On March 21, 2020 Governor Phil Murphy shut down all non-essential businesses and effectively closed the state for business. Everything changed.
Funeral gatherings were severely limited. In-person arrangements became optional, rather than mandatory. There were backlogs at crematories and cemeteries. Even the role of interns was changed. The funeral business, as we had known it, became something different nearly overnight.
“We are no longer able to conduct business as usual because of what we all are working through daily in reaction to the COVID-19 pandemic,” New Jersey State Funeral Directors Association CEO and Executive Director George R. Kelder Jr., CFSP, wrote in March 2020.
Six months later, those words still hold true.
“We are no longer able to conduct business as usual because of what we all are working through daily in reaction to the COVID-19 pandemic.”
The following is a look at some of the ways that the lives of funeral directors and the business in which they are engaged have changed or evolved.
The availability of personal protective equipment is no longer a given. While currently supplies of PPE can be obtained through New Jersey’s regional funeral associations, early in the pandemic, PPE and body bags were in short supply. Funeral directors were forced to get creative and go outside their standard list of suppliers to obtain equipment needed to prepare decedents for disposition. Despite the fact that PPE can be more easily obtained now, the NJSFDA is urging its members to stock up in preparation for a second wave of COVID-19 deaths.
Funeral arrangements can be made remotely. Funeral directors were used to sitting down with families to go over arrangements, hear their concerns and get them to sign paperwork to move forward with disposition. The state has temporarily waived the rule mandating in-person arrangements and authorizations and allowed for e-signatures on the documents needed to proceed with funeral services.
Interns can witness dispositions without being accompanied by a licensee. The numbers of deaths in New Jersey increased exponentially in April–and were also higher than usual in March and May–leaving funeral directors struggling to keep up with the number of cases they were handling. The state has temporarily waived the requirement that interns must be accompanied by licensed directors when witnessing dispositions. The rule waiver was granted to ensure more timely dispositions during the pandemic.
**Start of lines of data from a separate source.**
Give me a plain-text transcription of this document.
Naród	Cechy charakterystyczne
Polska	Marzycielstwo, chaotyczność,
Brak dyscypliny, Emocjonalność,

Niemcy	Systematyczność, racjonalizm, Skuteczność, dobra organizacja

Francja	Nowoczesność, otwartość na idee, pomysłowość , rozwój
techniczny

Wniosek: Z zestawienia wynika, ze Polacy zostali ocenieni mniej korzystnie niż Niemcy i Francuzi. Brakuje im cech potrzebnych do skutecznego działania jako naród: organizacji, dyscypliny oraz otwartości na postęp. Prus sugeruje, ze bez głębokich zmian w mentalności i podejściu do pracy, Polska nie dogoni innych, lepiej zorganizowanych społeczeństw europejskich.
To deal with these challenges, funeral directors have gotten creative.
The percentage of cremations as disposition in New Jersey has increased. The state saw a spike in the percentage of families choosing cremation as a means of disposition. As of June, the cremation rate has risen by four percentage points since January 2020. Cremations account for well more than 50 percent of dispositions in New Jersey. The increases in the number of deaths and in the number of cremations also led to severe backlogs of several weeks at crematories, causing the state to lift limits on their hours of operation and some air emissions.
Funeral directors can earn continuing education credits remotely. The state temporarily waived its requirement that mandatory continuing education credits be obtained only through in-person seminars. In order to assist funeral directors in earning the needed credits to secure license renewal, the New Jersey Funeral Service Education Corporation has held the Webinar CE Series, with new webinars coming soon.
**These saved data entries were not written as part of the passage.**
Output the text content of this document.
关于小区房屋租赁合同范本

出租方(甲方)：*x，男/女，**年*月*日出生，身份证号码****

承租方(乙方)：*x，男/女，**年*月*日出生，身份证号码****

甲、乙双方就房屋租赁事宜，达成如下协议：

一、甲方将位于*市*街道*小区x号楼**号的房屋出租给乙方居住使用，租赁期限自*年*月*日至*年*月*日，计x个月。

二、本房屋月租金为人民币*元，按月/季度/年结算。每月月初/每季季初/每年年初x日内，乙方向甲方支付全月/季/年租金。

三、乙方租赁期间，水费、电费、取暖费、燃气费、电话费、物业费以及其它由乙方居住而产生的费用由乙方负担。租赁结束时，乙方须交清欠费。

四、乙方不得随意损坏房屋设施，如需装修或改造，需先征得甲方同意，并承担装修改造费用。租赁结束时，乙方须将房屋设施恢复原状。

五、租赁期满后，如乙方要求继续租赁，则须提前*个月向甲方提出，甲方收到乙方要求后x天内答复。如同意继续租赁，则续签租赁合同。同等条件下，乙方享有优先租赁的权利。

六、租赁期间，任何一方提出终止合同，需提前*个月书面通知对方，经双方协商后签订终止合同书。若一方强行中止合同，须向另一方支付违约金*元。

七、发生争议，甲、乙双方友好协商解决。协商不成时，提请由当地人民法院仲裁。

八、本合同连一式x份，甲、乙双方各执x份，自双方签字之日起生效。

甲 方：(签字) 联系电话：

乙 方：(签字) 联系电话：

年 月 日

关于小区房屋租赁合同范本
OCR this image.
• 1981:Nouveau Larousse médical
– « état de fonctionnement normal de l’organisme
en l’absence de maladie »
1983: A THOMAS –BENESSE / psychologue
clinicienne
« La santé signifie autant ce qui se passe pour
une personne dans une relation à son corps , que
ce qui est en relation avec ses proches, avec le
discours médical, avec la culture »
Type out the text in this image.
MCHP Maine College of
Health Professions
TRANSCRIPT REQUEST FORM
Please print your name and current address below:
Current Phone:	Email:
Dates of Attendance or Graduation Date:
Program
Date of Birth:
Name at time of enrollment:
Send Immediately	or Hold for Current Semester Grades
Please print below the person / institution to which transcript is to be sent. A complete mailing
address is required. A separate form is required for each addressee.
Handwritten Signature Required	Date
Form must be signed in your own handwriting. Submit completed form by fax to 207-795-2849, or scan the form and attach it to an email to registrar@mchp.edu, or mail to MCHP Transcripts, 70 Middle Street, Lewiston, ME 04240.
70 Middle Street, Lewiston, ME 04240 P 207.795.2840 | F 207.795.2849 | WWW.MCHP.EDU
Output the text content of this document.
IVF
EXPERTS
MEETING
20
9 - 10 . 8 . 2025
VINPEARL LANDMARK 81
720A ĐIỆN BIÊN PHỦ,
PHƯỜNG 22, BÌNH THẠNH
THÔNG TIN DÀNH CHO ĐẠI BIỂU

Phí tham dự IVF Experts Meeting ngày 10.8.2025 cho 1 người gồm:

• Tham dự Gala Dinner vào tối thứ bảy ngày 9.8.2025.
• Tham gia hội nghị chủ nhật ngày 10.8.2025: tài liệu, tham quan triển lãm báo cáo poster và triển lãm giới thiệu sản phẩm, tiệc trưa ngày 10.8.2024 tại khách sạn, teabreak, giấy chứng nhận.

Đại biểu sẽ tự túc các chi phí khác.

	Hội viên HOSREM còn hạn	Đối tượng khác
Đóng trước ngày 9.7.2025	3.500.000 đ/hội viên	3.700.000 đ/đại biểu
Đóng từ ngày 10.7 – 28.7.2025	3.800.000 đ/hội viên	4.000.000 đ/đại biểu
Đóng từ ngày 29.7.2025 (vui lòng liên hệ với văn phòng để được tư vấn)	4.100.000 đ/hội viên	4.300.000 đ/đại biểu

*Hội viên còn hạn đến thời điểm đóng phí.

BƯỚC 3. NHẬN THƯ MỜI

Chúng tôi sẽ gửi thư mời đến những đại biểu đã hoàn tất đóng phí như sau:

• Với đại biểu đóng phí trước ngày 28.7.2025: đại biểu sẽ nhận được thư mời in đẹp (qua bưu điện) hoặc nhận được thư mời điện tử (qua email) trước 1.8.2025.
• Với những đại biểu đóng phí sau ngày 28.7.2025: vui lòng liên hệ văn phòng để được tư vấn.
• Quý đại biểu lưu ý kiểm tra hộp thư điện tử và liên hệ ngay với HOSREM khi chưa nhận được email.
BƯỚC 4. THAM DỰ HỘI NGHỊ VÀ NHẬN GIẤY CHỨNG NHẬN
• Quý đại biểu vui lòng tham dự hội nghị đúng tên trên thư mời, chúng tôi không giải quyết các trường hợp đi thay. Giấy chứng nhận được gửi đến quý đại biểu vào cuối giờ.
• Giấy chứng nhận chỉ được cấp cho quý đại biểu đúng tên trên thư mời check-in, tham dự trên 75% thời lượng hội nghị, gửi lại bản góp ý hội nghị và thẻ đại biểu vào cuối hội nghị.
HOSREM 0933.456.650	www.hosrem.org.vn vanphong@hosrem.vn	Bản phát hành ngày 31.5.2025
Social distancing at funeral services is mandatory. Even though some restrictions on funeral gatherings have been eased, mourners must still practice social distancing at services. This means that attendees must remain six feet apart at all times and also must wear masks. Families living in the same house may be seated together, but all others must be distanced.
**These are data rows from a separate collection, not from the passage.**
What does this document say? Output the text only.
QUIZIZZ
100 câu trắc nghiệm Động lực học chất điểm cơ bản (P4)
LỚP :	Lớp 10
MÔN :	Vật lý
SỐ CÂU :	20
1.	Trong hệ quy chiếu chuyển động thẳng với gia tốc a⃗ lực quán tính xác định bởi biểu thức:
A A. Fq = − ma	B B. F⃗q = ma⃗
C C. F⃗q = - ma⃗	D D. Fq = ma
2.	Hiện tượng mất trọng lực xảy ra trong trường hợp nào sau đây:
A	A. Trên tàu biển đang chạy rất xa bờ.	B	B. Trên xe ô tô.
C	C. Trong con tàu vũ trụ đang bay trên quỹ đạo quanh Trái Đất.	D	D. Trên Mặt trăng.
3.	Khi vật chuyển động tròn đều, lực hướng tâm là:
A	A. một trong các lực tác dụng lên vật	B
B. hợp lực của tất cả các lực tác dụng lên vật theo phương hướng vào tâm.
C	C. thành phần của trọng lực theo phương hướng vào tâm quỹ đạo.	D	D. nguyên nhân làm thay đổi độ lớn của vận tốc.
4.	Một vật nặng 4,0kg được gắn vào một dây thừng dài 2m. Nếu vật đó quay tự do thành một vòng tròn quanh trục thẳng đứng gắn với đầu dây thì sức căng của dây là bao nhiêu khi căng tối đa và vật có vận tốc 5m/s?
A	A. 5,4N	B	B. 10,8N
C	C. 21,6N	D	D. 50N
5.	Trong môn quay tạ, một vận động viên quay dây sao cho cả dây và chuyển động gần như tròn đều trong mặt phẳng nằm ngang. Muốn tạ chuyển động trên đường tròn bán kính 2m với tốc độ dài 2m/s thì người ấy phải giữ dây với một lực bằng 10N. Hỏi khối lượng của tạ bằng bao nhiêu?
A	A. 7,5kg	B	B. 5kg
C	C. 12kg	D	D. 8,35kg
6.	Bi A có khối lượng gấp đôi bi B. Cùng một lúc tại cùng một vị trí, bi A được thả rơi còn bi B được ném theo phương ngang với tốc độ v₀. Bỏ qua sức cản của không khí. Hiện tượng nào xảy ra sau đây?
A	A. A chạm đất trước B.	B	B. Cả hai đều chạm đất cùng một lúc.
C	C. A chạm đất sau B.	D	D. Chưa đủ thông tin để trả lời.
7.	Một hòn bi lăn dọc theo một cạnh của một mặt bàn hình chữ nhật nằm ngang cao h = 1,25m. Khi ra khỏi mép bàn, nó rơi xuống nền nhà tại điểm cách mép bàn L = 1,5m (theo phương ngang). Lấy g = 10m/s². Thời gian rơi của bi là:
The 2020 NJSFDA Funeral Directors Convention and Expo was canceled. The annual Funeral Directors Convention and Expo, originally scheduled in September at the Hard Rock Hotel and Casino in Atlantic City, was canceled. The convention is one of the largest regional events of its kind, providing funeral directors and vendors an opportunity to meet, greet and develop relationships. The pandemic, however, made the in-person gathering impossible to hold.
To deal with these challenges, funeral directors have gotten creative. The webcasting of funeral services, for instance, has become more prevalent. But more changes may be coming, and different challenges may arise. Many of the changes above are considered temporary.
When and if waivers of in-person arrangements and remote continuing education are rescinded is anyone’s guess. Whether restrictions on gatherings will continue to be eased or tightened again if the number of COVID-19 infections rise is yet to be known. Funeral directors, however, are better prepared for whatever happens, said NJSFDA President Gregory M. Aseltta.
“When the pandemic accelerated in March, nobody was prepared for what was about to come,” Aseltta said in a recent interview. “Over time, our knowledge continued to improve to the point that I believe we now have the experience, resources, and equipment to handle another round of COVID-19.”